Having a good credit score makes it easier to access loans, insurance or even mobile phone contracts. Information in your credit file is used to create a credit score which gives lenders an idea of your current financial situation and will influence their decisions on whether to give you a credit card or a loan. If you’ve missed payments in the past this might limit your access to certain loans or mean higher interest charges for you. The good news is that there are ways to boost your credit score so here’s our guide to 10 simple ways to improve your credit rating:

 

1. Find out your current credit score

Once you know what your credit score is, you’ll be able to make steps in the right direction to improve it. The main credit scoring agencies in the UK are Equifax, Experian and Callcredit and they each have a different system for deciding what a good credit rating is. It’s free to request details of your credit rating and you can choose to get your results online or by post. Clearscore UK make it easy to get your credit score online. If you want to ensure you receive the most up-to-date and ongoing information you can opt for a paid membership to a credit scoring agency instead.

 

2. Double check all the details on your file

Even simple mistakes and incorrect information can affect your credit score negatively, so this is a quick and easy step to take to improve your rating. If you do come across any errors make sure to report them to the agency immediately – you don’t want false or incorrect information bringing your score down. It’s also possible to add a ‘notice of correction’ to your file if your situation has changed substantially – for example, if you’re back in work and no longer accumulating debt. This notice allows you to add a short explanation of the situation so that lenders have a greater understanding of the circumstances.

 

3. Check your file to see if you’re linked to anyone else

If you share a joint account with a spouse, family member or friend, their poor credit rating could be affecting you too. You’ll want to act on this immediately if possible.

 

4. Get yourself on the electoral roll.

Once you’ve registered on the electoral roll, you’ll find it much easier to get credit. Lenders can be reluctant to give credit if you’re not on the electoral roll.

 

5. Here’s the essential one – Pay all your bills on time.

Late or unpaid payments are kept on your credit file for at least 6 years, so they’ll continue to hurt your credit score for a long time. Whether it’s your utilities, phone bill or other subscriptions, make sure that you pay your bills within the time limit. This will demonstrate to lenders that you are financially capable and responsible and will reflect positively on you when the lender is deciding whether to give you a loan. Making payments in a timely manner is one of the most significant things you can do to improve your rating and it’s relatively easy too. Prioritise your regular payments before anything else so that you don’t fall behind.

 

6. Work on reducing any existing debt you have

You’ll get the most favourable outcomes when applying for new credit if you’ve eliminated any existing debt, although a standard loan may still be out of reach so you may want to look at a bad credit loan. Understandably credit lenders can be reluctant to give you the go-ahead on a new loan if you’re still paying off an old one. There are some excellent, supportive national organisations that you can contact for free advice on managing and eliminating debt – don’t waste more money on debt-management companies who’ll lump you with hefty charges for their services.

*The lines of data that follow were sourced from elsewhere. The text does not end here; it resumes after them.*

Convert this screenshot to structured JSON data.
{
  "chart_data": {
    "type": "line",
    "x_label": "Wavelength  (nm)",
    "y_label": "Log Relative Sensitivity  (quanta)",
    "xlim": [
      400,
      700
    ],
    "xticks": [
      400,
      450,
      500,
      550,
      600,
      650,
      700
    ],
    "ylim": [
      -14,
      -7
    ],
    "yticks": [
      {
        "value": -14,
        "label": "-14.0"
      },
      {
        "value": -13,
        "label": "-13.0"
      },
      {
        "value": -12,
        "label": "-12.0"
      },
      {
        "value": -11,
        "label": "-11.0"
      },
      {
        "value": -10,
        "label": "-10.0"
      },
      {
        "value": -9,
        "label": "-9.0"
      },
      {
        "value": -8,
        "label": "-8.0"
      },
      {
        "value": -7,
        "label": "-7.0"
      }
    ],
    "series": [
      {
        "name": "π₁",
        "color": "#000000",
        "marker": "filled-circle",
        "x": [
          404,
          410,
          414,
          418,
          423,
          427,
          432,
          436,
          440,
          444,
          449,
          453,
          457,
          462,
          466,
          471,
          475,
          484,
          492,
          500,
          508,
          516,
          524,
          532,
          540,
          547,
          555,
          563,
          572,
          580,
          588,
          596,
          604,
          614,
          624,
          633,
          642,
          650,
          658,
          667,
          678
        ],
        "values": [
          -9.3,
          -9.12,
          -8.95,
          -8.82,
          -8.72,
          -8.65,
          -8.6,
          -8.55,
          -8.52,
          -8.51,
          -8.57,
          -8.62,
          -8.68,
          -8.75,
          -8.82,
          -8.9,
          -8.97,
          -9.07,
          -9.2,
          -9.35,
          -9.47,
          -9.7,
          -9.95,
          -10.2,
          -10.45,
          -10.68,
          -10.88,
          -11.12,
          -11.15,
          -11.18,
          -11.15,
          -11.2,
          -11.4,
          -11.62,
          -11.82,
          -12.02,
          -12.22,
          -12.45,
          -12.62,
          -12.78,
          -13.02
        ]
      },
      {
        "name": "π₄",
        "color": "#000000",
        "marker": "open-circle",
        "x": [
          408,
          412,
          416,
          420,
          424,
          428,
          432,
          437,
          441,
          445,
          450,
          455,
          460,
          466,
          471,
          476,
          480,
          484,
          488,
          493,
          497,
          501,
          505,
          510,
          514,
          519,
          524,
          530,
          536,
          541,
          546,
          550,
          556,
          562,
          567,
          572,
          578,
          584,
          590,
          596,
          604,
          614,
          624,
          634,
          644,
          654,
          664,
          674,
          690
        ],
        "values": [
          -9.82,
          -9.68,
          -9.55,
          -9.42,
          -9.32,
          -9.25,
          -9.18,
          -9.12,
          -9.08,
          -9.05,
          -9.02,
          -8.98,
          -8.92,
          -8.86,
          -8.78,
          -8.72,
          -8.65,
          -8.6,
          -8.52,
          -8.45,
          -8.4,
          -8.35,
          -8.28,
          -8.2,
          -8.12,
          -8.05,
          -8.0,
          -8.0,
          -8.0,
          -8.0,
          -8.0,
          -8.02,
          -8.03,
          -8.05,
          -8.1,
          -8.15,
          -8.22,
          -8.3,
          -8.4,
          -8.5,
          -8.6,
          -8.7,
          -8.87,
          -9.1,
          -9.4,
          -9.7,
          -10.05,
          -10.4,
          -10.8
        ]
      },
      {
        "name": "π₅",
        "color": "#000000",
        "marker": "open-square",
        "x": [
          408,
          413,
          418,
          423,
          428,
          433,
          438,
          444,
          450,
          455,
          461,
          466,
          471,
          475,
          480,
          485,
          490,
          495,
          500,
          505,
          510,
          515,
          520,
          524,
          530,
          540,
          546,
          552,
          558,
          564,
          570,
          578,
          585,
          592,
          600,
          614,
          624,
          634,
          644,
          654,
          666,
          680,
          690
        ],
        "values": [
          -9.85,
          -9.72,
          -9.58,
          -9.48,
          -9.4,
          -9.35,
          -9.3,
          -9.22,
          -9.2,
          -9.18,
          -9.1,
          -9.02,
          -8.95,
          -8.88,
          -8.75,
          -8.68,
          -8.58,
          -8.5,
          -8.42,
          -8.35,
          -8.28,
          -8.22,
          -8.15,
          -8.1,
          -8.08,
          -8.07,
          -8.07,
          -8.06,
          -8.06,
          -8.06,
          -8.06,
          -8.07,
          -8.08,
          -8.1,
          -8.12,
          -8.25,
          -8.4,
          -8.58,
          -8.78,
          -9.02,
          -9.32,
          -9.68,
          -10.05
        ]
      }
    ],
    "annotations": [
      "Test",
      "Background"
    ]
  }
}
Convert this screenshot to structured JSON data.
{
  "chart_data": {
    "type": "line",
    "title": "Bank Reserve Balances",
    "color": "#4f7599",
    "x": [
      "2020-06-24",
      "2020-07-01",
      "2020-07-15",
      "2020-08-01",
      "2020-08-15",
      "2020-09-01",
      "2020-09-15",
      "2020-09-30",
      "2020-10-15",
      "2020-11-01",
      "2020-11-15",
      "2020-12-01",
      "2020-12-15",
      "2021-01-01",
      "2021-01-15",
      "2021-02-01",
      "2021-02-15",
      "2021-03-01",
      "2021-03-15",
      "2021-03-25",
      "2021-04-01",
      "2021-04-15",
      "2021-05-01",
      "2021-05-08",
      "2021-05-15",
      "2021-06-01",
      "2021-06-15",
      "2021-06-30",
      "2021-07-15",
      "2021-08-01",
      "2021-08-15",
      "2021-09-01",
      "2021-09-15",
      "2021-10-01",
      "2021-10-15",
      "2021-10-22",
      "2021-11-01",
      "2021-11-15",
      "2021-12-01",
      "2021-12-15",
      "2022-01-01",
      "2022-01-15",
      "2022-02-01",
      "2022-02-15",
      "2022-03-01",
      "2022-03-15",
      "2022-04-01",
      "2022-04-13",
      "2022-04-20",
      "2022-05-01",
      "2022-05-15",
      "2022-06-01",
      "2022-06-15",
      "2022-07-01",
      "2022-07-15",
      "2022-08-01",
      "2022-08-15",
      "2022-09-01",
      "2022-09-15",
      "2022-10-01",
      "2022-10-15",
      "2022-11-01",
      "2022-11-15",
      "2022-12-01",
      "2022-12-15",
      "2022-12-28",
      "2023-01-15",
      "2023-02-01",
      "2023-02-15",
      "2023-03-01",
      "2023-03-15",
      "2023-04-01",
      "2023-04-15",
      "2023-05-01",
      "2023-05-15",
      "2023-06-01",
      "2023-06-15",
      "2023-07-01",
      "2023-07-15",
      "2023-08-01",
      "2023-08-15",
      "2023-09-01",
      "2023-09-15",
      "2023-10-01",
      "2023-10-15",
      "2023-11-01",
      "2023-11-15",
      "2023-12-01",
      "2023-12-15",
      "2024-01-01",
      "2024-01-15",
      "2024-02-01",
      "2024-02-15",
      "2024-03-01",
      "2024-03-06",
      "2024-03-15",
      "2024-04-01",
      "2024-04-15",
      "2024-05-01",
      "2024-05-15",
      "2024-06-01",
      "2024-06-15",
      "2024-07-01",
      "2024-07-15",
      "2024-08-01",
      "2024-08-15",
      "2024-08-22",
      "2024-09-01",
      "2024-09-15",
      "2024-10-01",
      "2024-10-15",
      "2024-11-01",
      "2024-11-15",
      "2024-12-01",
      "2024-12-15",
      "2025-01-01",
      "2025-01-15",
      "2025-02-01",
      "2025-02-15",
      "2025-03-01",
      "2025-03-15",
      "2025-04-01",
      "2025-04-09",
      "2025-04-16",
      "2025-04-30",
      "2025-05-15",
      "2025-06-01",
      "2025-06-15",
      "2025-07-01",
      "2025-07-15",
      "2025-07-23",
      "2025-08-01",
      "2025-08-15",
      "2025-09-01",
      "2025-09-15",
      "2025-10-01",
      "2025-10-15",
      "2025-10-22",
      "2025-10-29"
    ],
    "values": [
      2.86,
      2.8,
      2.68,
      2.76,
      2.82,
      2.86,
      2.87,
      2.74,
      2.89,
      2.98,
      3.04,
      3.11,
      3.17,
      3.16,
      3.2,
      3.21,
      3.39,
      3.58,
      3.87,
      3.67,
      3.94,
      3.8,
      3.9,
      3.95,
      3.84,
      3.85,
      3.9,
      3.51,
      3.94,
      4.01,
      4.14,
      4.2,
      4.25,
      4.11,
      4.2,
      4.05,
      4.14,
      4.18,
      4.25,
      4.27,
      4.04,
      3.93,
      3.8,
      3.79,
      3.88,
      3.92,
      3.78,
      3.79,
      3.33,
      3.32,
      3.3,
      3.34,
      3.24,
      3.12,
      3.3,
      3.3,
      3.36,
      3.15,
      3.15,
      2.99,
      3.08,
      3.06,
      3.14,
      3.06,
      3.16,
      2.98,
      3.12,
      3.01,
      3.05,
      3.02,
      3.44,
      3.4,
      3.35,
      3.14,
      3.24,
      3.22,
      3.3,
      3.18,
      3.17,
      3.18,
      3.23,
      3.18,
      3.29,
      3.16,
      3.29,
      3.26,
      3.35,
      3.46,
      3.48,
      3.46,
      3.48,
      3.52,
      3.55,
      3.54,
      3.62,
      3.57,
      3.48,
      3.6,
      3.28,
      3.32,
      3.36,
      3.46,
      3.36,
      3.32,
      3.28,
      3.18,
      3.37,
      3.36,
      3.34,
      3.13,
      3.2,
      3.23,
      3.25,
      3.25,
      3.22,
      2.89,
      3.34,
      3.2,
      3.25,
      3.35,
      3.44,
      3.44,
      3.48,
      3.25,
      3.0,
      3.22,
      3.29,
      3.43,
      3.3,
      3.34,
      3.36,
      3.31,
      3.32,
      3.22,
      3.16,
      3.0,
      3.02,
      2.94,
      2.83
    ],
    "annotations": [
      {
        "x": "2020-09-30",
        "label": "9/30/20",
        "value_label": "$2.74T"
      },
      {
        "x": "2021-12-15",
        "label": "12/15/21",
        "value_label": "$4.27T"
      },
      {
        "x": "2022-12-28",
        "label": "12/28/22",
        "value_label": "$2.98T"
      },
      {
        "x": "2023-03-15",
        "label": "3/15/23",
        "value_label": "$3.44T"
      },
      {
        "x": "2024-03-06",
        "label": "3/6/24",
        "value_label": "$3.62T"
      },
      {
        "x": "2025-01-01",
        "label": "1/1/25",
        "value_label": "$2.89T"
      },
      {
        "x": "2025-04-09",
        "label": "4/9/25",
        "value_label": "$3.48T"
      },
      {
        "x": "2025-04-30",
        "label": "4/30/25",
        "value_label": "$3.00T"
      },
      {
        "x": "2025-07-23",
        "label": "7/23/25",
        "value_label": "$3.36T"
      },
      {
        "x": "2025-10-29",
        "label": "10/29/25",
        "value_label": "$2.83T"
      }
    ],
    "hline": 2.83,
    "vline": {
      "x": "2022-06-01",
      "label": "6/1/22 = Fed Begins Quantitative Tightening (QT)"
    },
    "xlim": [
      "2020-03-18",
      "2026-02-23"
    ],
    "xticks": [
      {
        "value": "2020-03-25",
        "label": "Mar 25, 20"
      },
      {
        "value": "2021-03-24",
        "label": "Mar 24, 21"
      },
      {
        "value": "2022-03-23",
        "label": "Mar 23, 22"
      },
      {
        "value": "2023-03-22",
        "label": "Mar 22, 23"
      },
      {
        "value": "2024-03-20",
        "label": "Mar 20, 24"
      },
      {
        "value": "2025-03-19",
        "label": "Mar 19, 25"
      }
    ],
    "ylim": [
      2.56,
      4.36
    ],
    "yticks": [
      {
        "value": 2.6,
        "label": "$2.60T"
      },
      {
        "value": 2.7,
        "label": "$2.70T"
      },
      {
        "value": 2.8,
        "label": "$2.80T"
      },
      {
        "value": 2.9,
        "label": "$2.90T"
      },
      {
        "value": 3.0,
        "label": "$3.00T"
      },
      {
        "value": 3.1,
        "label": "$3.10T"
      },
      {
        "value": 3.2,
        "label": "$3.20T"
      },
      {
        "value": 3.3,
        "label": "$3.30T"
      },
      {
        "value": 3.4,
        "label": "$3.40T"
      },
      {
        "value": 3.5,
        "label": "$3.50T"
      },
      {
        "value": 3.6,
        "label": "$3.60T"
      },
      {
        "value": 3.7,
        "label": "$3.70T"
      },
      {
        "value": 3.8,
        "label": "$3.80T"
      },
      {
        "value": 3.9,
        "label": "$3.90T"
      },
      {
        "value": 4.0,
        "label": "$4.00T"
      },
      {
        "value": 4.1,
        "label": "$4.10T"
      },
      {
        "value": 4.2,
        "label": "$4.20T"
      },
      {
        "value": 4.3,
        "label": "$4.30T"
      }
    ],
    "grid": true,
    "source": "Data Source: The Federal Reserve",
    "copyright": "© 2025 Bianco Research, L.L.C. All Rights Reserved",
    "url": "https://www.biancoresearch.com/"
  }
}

One way to tackle your existing debts is to consolidate them into one personal loan – they normally charge a lower APR and this way you can be certain what your monthly payment will be to avoid nasty surprises.

 

7. Avoid moving home too often if possible

Sometimes moving house is unavoidable but be aware that lenders view frequent house moves negatively. Staying in one place for longer shows more stability and will help boost your credit rating.

 

8. Opt for a card with low credit limits

If your credit score is lower than you’d like, consider getting a card with low credit limits. They do have high interest rates, but using one correctly will give your credit score a boost. Make sure you pay off your bills each month and you’ll be on your way to proving that you’re creditworthy. Once you’ve improved your credit rating you’ll have better access to other credit cards and loans.

 

9. Work out a monthly budget and stick to it

You don’t want to build up more debt, especially if you’re focusing on raising your credit score. Calculate what your monthly budget is and stick to it rigidly. Reconsider any big purchases that might put you at risk of overspending to avoid blowing your budget, especially if you are using a credit card with steep interest rates as mentioned above. Keep your goal of an improved credit rating in mind and concentrate on developing healthy spending habits.

 

10. Don’t use credit repair companies

This might seem like a tempting quick-fix option, but don’t fall for it. Most of the expensive services that credit repair companies provide – like obtaining your credit file and giving advice on improving your rating – can be accessed for free elsewhere so you’ll be paying out of pocket unnecessarily. Credit repair companies often make unrealistic claims or suggest that you’re less than honest to credit companies – so stay away!

So there you have our 10 steps to take to get a better credit rating. If you can implement these simple steps you’ll soon see a positive effect on your credit score and find it easier to access credit cards and loans.